Au terme d’un match complètement fou, l’Argentine est venue à bout du Cap-Vert (3-2, a.p.) en seizièmes de finale de la Coupe du monde 2026. L’Albiceleste affrontera l’Égypte mardi (18 h) pour une place en quarts de finale.
Plutôt ambitieux en début de rencontre, le Cap-Vert parvenait à neutraliser la possession argentine. Les champions du monde éprouvaient des difficultés à s’approcher de la cage de Vozinha, qui n’était pas inquiété par Messi, ni sur son coup franc direct ni sur sa tentative trop croisée.
Il a toutefois suffi d’une action mieux négociée par les Argentins. Le défenseur central Lisandro Martinez trouvait Messi dans la profondeur. Contrôle de l’extérieur du pied, puis demi-volée du coup de pied : l’enchaînement de l’attaquant argentin (1-0, 29e) se révélait cette fois imparable pour Vozinha.
Logiquement, les Argentins prenaient confiance et maîtrisaient de plus en plus la rencontre. Les Cap-Verdiens ne sortaient plus de leur camp et pouvaient se satisfaire de rejoindre les vestiaires avec un seul but de retard, notamment grâce à une belle détente de Vozinha sur une tentative d’Enzo Fernandez.
On s’attendait à voir une Albiceleste dominatrice et déterminée à faire le break au retour des vestiaires. Mais les Argentins se relâchaient étonnamment et laissaient le Cap-Vert prendre des initiatives. La sanction ne tardait pas : le milieu D. Duarte égalisait (1-1, 59e) et récompensait les efforts des Requins Bleus.
Le match changeait alors totalement de physionomie, avec beaucoup plus d’intensité et de nervosité du côté sud-américain. Les occasions se multipliaient et Messi, seul face à Vozinha, perdait son duel avec le gardien cap-verdien. Ce même portier détournait ensuite un coup franc de l’Argentin alors qu’il était encore en train de placer son mur. Malgré une énorme pression jusqu’au bout, le Cap-Vert résistait et arrachait la prolongation.
Forcément piquée, l’Argentine entamait la prolongation avec orgueil, mais aussi avec efficacité. Son défenseur central Lisandro Martinez redonnait rapidement l’avantage à son équipe (2-1, 92e).
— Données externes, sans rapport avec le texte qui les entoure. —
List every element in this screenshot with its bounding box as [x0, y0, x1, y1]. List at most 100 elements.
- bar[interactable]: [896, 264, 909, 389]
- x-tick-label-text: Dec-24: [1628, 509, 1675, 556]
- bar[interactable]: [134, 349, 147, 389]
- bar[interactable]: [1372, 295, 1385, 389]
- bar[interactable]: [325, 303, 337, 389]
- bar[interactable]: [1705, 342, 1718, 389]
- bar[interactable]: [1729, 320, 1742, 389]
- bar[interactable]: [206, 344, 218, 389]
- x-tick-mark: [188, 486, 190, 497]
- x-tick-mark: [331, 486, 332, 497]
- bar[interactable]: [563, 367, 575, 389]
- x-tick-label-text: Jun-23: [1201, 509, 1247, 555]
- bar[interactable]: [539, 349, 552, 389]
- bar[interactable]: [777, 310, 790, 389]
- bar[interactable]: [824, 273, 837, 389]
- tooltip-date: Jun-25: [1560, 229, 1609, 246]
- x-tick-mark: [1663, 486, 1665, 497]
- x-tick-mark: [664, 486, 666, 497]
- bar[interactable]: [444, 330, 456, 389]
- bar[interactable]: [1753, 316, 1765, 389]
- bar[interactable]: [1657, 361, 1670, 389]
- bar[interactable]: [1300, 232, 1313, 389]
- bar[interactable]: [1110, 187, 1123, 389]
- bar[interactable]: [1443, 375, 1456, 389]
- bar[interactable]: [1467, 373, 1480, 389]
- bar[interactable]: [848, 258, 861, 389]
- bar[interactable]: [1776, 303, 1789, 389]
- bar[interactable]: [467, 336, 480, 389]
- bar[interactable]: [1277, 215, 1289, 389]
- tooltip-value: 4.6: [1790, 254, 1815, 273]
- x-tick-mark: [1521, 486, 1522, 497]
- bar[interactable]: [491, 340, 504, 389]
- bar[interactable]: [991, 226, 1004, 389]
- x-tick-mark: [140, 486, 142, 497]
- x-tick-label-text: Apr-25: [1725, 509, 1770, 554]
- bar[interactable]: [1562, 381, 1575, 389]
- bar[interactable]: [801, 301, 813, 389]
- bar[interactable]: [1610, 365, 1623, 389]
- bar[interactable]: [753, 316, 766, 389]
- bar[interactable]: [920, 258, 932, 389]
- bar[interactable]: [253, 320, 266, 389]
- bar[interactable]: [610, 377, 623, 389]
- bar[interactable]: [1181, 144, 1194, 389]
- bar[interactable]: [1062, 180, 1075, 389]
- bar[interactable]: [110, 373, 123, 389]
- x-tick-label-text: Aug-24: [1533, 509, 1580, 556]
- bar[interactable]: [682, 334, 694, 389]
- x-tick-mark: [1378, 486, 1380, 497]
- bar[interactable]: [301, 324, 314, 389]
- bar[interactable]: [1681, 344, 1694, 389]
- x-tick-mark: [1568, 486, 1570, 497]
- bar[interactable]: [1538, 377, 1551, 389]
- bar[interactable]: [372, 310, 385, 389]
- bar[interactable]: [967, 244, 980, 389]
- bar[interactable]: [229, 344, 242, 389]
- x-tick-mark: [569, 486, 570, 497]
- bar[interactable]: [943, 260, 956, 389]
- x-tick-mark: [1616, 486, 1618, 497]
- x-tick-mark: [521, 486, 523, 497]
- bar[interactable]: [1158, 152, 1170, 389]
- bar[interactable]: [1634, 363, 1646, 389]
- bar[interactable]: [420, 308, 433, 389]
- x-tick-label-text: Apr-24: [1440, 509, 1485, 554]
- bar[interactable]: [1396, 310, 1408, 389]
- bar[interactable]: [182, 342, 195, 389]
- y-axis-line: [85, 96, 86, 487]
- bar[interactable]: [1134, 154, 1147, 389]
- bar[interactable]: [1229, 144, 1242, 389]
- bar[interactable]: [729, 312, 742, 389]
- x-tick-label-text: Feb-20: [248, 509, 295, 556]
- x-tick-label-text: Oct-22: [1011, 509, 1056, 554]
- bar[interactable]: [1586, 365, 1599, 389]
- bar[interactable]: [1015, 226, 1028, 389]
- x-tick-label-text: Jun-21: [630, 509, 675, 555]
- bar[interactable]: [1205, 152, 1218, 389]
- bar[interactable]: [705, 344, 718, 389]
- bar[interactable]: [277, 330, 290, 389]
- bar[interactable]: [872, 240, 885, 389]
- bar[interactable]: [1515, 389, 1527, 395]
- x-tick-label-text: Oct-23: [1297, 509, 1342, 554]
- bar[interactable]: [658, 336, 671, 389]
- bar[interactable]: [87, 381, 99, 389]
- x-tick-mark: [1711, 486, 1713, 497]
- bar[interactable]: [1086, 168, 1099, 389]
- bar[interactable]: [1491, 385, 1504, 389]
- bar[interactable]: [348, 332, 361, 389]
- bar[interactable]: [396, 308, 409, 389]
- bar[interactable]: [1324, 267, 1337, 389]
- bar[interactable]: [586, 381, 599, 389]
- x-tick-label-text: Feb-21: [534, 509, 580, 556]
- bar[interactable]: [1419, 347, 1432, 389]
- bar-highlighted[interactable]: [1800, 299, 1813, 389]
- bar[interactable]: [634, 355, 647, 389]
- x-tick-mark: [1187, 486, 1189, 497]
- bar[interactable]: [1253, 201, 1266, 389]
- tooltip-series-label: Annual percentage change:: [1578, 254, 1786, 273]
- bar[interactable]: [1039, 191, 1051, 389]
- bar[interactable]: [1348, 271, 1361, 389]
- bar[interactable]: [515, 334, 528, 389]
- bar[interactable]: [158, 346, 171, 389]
Alors que les Argentins semblaient se diriger vers un avantage à la pause de la prolongation, Lopes Cabral faisait parler son inspiration et nettoyait la lucarne pour remettre les deux équipes à égalité (2-2, 103e). Un scénario complètement fou.
L’Argentine reprenait finalement les devants grâce à Romero (3-2, 111e), mais rien n’était encore joué. Il fallait ensuite deux interventions décisives d’Emiliano Martinez devant Lopes Cabral et Benchimol pour empêcher une nouvelle égalisation. Cette fois, l’Argentine tenait bon et validait son billet pour les huitièmes de finale, où elle retrouvera l’Égypte.